The common columns are ‘playerID’, ‘yearID’, and ‘teamID’, and ‘leagueID’. Let’s see what happens if we do not use all four of these variables as keys while joining.

join_half_keys <- inner_join(pitching16, salaries16, join_by(playerID, yearID))
playerID yearID stint teamID.x lgID.x W L G GS CG SHO SV IPouts H ER HR BB SO BAOpp ERA IBB WP HBP BK BFP GF R SH SF GIDP teamID.y lgID.y salary
lobstky01 2016 1 PIT NL 2 0 14 0 0 0 0 75 25 11 2 12 15 0.263 3.96 1 2 2 0 110 3 11 1 0 4 PIT NL 520000
gonzagi01 2016 1 WAS NL 11 11 32 32 0 0 0 532 179 90 19 59 171 0.262 4.57 2 7 9 0 765 0 98 8 5 17 WAS NL 12100000
harriwi02 2016 1 HOU AL 1 2 66 0 0 0 12 192 52 16 3 15 69 0.220 2.25 1 4 1 0 255 19 17 1 2 6 HOU AL 525500
thornma01 2016 1 SDN NL 1 0 18 0 0 0 0 51 22 11 2 6 9 0.314 5.82 0 0 1 0 77 8 12 0 0 4 SDN NL 1600000
tonkimi01 2016 1 MIN AL 3 2 65 0 0 0 0 215 80 40 13 24 80 0.280 5.02 0 5 3 0 315 23 46 2 0 7 MIN AL 515000
lestejo01 2016 1 CHN NL 19 5 32 32 2 0 0 608 154 55 21 52 197 0.211 2.44 0 4 6 0 796 0 57 4 4 15 CHN NL 25000000

There are two columns for ‘teamID’ and two columns for ‘lgID’.

Now let’s look at what happens if we use all four common variables as keys.
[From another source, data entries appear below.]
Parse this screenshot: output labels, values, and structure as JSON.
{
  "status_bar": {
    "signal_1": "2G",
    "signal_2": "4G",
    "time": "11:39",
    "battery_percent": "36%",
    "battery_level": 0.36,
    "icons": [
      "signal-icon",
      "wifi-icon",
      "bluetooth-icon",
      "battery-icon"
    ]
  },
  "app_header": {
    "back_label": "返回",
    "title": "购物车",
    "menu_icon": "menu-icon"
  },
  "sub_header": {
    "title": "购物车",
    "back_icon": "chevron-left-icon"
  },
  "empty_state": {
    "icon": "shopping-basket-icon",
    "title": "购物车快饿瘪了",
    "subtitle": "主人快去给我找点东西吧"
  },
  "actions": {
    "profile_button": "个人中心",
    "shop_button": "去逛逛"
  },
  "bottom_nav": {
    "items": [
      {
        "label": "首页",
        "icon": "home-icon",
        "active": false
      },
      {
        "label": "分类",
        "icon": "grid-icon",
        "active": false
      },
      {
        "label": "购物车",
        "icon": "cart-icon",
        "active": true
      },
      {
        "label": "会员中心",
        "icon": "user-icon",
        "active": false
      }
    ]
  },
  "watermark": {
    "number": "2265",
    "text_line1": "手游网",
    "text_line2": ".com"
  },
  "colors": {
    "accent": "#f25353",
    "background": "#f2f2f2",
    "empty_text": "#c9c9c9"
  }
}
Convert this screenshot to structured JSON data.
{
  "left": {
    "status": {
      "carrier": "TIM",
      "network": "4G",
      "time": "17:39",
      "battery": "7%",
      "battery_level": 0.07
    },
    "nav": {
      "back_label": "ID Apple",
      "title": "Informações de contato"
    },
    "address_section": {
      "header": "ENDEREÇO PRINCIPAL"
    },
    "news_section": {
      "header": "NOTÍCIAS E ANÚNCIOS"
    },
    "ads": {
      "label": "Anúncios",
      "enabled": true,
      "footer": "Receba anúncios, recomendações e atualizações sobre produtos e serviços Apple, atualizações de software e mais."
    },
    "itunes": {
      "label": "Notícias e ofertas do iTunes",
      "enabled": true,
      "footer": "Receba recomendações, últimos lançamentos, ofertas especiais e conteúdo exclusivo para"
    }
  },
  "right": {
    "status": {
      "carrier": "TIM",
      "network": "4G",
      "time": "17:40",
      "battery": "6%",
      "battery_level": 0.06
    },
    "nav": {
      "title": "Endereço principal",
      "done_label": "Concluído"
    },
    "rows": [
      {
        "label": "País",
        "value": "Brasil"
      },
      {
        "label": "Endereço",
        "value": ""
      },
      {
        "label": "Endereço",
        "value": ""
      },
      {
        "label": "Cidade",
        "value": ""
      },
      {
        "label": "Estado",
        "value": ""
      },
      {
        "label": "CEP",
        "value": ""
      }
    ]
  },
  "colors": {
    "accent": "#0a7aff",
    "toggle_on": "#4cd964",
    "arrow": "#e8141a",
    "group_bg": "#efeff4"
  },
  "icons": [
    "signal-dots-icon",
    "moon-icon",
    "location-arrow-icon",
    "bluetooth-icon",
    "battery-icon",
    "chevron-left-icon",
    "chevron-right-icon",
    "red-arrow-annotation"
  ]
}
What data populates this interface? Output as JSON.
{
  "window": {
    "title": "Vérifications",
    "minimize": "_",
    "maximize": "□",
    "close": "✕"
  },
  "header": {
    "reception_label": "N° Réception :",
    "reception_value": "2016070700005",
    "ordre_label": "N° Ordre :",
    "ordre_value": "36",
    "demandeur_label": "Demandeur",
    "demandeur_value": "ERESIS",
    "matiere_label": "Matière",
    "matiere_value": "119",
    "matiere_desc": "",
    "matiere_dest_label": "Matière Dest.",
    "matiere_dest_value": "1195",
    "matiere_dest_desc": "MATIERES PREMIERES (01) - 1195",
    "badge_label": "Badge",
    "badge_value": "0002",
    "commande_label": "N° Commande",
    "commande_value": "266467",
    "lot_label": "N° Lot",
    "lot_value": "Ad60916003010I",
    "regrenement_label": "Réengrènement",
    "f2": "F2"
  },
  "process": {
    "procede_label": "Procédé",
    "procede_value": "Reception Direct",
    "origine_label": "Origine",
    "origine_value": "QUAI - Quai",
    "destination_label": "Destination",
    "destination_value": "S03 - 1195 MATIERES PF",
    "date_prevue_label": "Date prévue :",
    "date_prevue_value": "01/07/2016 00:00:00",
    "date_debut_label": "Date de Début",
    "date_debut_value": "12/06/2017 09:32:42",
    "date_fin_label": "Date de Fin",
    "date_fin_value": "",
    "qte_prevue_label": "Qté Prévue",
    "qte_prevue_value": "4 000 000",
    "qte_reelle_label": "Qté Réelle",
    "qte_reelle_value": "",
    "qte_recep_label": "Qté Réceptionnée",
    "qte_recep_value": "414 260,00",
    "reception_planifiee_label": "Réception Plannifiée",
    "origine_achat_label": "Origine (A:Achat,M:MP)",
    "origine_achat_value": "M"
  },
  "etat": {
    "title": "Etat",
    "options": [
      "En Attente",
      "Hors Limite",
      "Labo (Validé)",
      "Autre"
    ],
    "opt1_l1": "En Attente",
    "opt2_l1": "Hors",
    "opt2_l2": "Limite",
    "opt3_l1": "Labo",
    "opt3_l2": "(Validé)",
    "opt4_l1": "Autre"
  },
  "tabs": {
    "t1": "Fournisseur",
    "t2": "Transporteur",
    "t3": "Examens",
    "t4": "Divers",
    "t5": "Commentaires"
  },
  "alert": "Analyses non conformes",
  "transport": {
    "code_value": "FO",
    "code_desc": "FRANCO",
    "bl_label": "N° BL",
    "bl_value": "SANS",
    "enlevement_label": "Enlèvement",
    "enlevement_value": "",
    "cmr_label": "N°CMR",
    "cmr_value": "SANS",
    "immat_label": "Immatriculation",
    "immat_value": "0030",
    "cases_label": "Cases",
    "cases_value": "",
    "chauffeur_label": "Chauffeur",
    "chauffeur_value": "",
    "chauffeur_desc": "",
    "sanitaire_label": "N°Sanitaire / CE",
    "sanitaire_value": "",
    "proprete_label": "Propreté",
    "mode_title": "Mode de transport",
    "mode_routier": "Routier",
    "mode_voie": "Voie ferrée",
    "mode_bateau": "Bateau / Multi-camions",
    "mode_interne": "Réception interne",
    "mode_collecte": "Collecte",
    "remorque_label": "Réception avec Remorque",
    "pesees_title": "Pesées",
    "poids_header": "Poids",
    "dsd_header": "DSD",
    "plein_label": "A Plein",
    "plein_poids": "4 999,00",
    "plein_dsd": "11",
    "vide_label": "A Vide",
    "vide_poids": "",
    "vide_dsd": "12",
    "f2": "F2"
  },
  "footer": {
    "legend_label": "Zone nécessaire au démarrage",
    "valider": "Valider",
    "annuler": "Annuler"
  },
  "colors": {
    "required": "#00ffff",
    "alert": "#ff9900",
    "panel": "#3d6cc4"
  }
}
join_all_keys <- inner_join(pitching16, salaries16, join_by(playerID, yearID, teamID, lgID))
playerID yearID stint teamID lgID W L G GS CG SHO SV IPouts H ER HR BB SO BAOpp ERA IBB WP HBP BK BFP GF R SH SF GIDP salary
morribr01 2016 1 MIA NL 0 0 24 0 0 0 1 53 15 6 4 10 13 0.238 3.06 1 0 1 0 74 4 7 0 0 2 1350000
matusbr01 2016 1 BAL AL 0 0 7 0 0 0 0 18 11 8 3 7 1 0.407 12.00 0 0 0 0 35 2 8 0 1 1 3900000
santihe01 2016 1 LAA AL 10 4 22 22 0 0 0 362 104 57 20 57 107 0.233 4.25 0 2 4 1 515 0 61 3 4 9 5000000
wislema01 2016 1 ATL NL 7 13 27 26 0 0 1 470 159 87 26 49 115 0.259 5.00 3 5 4 1 671 1 90 2 3 12 507500
floydga01 2016 1 TOR AL 2 4 28 0 0 0 0 93 23 14 4 8 30 0.205 4.06 1 4 3 0 124 10 14 0 1 2 1000000
sanchaa01 2016 1 TOR AL 15 2 30 30 0 0 0 576 161 64 15 63 161 0.224 3.00 0 5 5 0 790 0 69 1 2 14 517800

There are no repeat columns! Whenever the data frames you want to join share columns, make sure to specify all of them in the join_by argument.

Here’s a graph created from the joined data.

It should be noted that not all players have salary data. This may be because of a variety of reasons such as arbitration, lack of games played, or simply that their salary data is not available.